Fletcher Joe Perry was born in Stephens, Ark., but moved with his family to Los Angeles as a youngster. His heroes were U.C.L.A.’s black football players Kenny Washington, Woody Strode, and Jackie Robinson, who would later break baseball’s color barrier. Perry played football at Compton Junior College in Los Angeles in 1944 and then joined the Navy. He was spotted by the 49ers while playing football for the Alameda Naval Air Station in the Bay Area.
Perry joined the 49ers in 1948, their third season in the All-America Football Conference, becoming the team’s first Black player. Washington and Strode had been signed by the N.F.L.’s Los Angeles Rams two years earlier. The Cleveland Browns, who won the All-America Football Conference championship in its four seasons, featured the Blacks, Marion Motley and Bill Willis. But there were few other Blacks in pro football in the 1940s. Perry’s teammates, including those from the South, provided strong support in his early days as a pro. “You had two or three bigots on every team, so you heard stuff just about every game,” he recalled in 2006. “I could take anything they had to say, but if they had ever put their hands on me like they wanted to fight, that would have been something else.”
Perry averaged 7.3 yards a carry and ran for ten touchdowns as a rookie. As Perry remembered it, in one game, he had burst past Albert twice as he tried to hand him the football for a play up the middle. “He said, ‘Joe, you’re like a jet coming through there.’ From then on, for as long as I played, I was known as the Jet.” The 49ers joined the N.F.L. in 1950, and Perry soon made his mark facing pro football’s best-known players. He gained 1,018 yards in 1953 and 1,049 yards in 1954 (averaging 6.1 yards a carry) in 12-game seasons. But the 49ers never made it to the N.F.L. championship game in his years with them, coming closest in 1957 when the Detroit Lions beat them in a playoff for the Western Conference title.

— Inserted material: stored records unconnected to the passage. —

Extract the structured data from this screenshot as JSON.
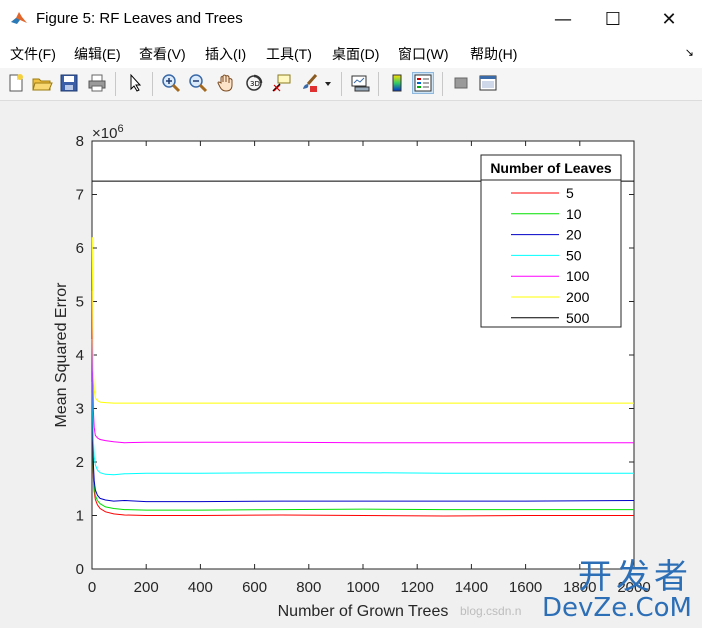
{
  "window": {
    "title": "Figure 5: RF Leaves and Trees"
  },
  "window_controls": {
    "minimize": "—",
    "maximize": "☐",
    "close": "✕"
  },
  "menu": [
    {
      "label": "文件(F)"
    },
    {
      "label": "编辑(E)"
    },
    {
      "label": "查看(V)"
    },
    {
      "label": "插入(I)"
    },
    {
      "label": "工具(T)"
    },
    {
      "label": "桌面(D)"
    },
    {
      "label": "窗口(W)"
    },
    {
      "label": "帮助(H)"
    }
  ],
  "menu_overflow": "↘",
  "toolbar": [
    {
      "icon": "new-figure-icon"
    },
    {
      "icon": "open-file-icon"
    },
    {
      "icon": "save-icon"
    },
    {
      "icon": "print-icon"
    },
    {
      "icon": "pointer-icon"
    },
    {
      "icon": "zoom-in-icon"
    },
    {
      "icon": "zoom-out-icon"
    },
    {
      "icon": "pan-hand-icon"
    },
    {
      "icon": "rotate-3d-icon"
    },
    {
      "icon": "data-cursor-icon"
    },
    {
      "icon": "brush-icon"
    },
    {
      "icon": "dropdown-arrow-icon"
    },
    {
      "icon": "link-plot-icon"
    },
    {
      "icon": "colorbar-icon"
    },
    {
      "icon": "legend-icon"
    },
    {
      "icon": "hide-plot-tools-icon"
    },
    {
      "icon": "show-plot-tools-icon"
    }
  ],
  "chart_data": {
    "type": "line",
    "xlabel": "Number of Grown Trees",
    "ylabel": "Mean Squared Error",
    "y_multiplier": "×10^6",
    "y_multiplier_base": "×10",
    "y_multiplier_exp": "6",
    "xlim": [
      0,
      2000
    ],
    "ylim": [
      0,
      8000000
    ],
    "xticks": [
      "0",
      "200",
      "400",
      "600",
      "800",
      "1000",
      "1200",
      "1400",
      "1600",
      "1800",
      "2000"
    ],
    "yticks": [
      "0",
      "1",
      "2",
      "3",
      "4",
      "5",
      "6",
      "7",
      "8"
    ],
    "grid": false,
    "legend": {
      "title": "Number of Leaves",
      "placement": "top-right"
    },
    "x": [
      1,
      3,
      5,
      8,
      12,
      20,
      30,
      50,
      80,
      120,
      200,
      400,
      700,
      1000,
      1300,
      1600,
      2000
    ],
    "series": [
      {
        "name": "5",
        "color": "#ff0000",
        "values": [
          3300000,
          2200000,
          1700000,
          1450000,
          1300000,
          1200000,
          1130000,
          1070000,
          1030000,
          1010000,
          1000000,
          1000000,
          1010000,
          1000000,
          990000,
          1000000,
          1000000
        ]
      },
      {
        "name": "10",
        "color": "#00e000",
        "values": [
          3500000,
          2300000,
          1800000,
          1550000,
          1380000,
          1280000,
          1220000,
          1160000,
          1130000,
          1110000,
          1100000,
          1100000,
          1110000,
          1120000,
          1110000,
          1110000,
          1110000
        ]
      },
      {
        "name": "20",
        "color": "#0000c8",
        "values": [
          3700000,
          2500000,
          1950000,
          1650000,
          1480000,
          1380000,
          1320000,
          1290000,
          1270000,
          1280000,
          1260000,
          1260000,
          1270000,
          1270000,
          1270000,
          1270000,
          1280000
        ]
      },
      {
        "name": "50",
        "color": "#00ffff",
        "values": [
          4300000,
          3000000,
          2400000,
          2100000,
          1950000,
          1850000,
          1800000,
          1770000,
          1760000,
          1780000,
          1790000,
          1790000,
          1800000,
          1800000,
          1790000,
          1790000,
          1790000
        ]
      },
      {
        "name": "100",
        "color": "#ff00ff",
        "values": [
          5200000,
          3600000,
          2950000,
          2650000,
          2500000,
          2450000,
          2420000,
          2400000,
          2380000,
          2360000,
          2370000,
          2370000,
          2370000,
          2360000,
          2360000,
          2360000,
          2360000
        ]
      },
      {
        "name": "200",
        "color": "#ffff00",
        "values": [
          6200000,
          4500000,
          3700000,
          3350000,
          3200000,
          3150000,
          3120000,
          3110000,
          3100000,
          3100000,
          3100000,
          3100000,
          3100000,
          3100000,
          3100000,
          3100000,
          3100000
        ]
      },
      {
        "name": "500",
        "color": "#000000",
        "values": [
          7250000,
          7250000,
          7250000,
          7250000,
          7250000,
          7250000,
          7250000,
          7250000,
          7250000,
          7250000,
          7250000,
          7250000,
          7250000,
          7250000,
          7250000,
          7250000,
          7250000
        ]
      }
    ]
  },
  "watermark": {
    "cn": "开发者",
    "en": "DevZe.CoM",
    "csdn": "blog.csdn.n"
  }
}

Perry was traded to the Baltimore Colts for two years before the 1961 season and then returned to the 49ers for his final season.
He gained 9,723 rushing yards in 16 pro seasons, 1,345 yards in the All-America Football Conference, and 8,378 yards in the N.F.L., having become the league’s career rushing leader until Cleveland’s Jim Brown surpassed him in October 1963. Perry had 71 rushing touchdowns and 12 as a receiver. In the mid-1950s, Perry starred in what became known as the Million Dollar Backfield, teaming with Y. A. Tittle at quarterback and Hugh McElhenny and John Henry Johnson at halfback, future Hall of Famers. Perry was inducted into the Pro Football Hall of Fame in Canton, Ohio, 1969. Perry was later a scout and assistant for the 49ers and a sales executive for Gallo wines, and he owned a bowling supplies store.
He was small for a fullback at 6 feet and 200 pounds, but he drew on the speed that brought him the nickname the Jet and a knack for finding holes in the defensive line. “If you saw a hole, you take it,” Perry told The Sacramento Bee in 2006, describing his running style. “If you didn’t, you kept moving until you did. You run with instinct.”
Perry, a Hall of Fame fullback who was one of the first Black players in modern professional football, died in April 2011 in Tempe, Ariz. He was 84. The cause was complications of dementia, which he had had for about ten years, said his wife, Donna. She said that Perry’s physician believed football concussions caused dementia. Perry, who lived in Chandler, Ariz., had been receiving financial assistance under a National Football League benefits plan aiding former players with dementia, his wife said. His brain will be donated to a Boston University facility researching that issue.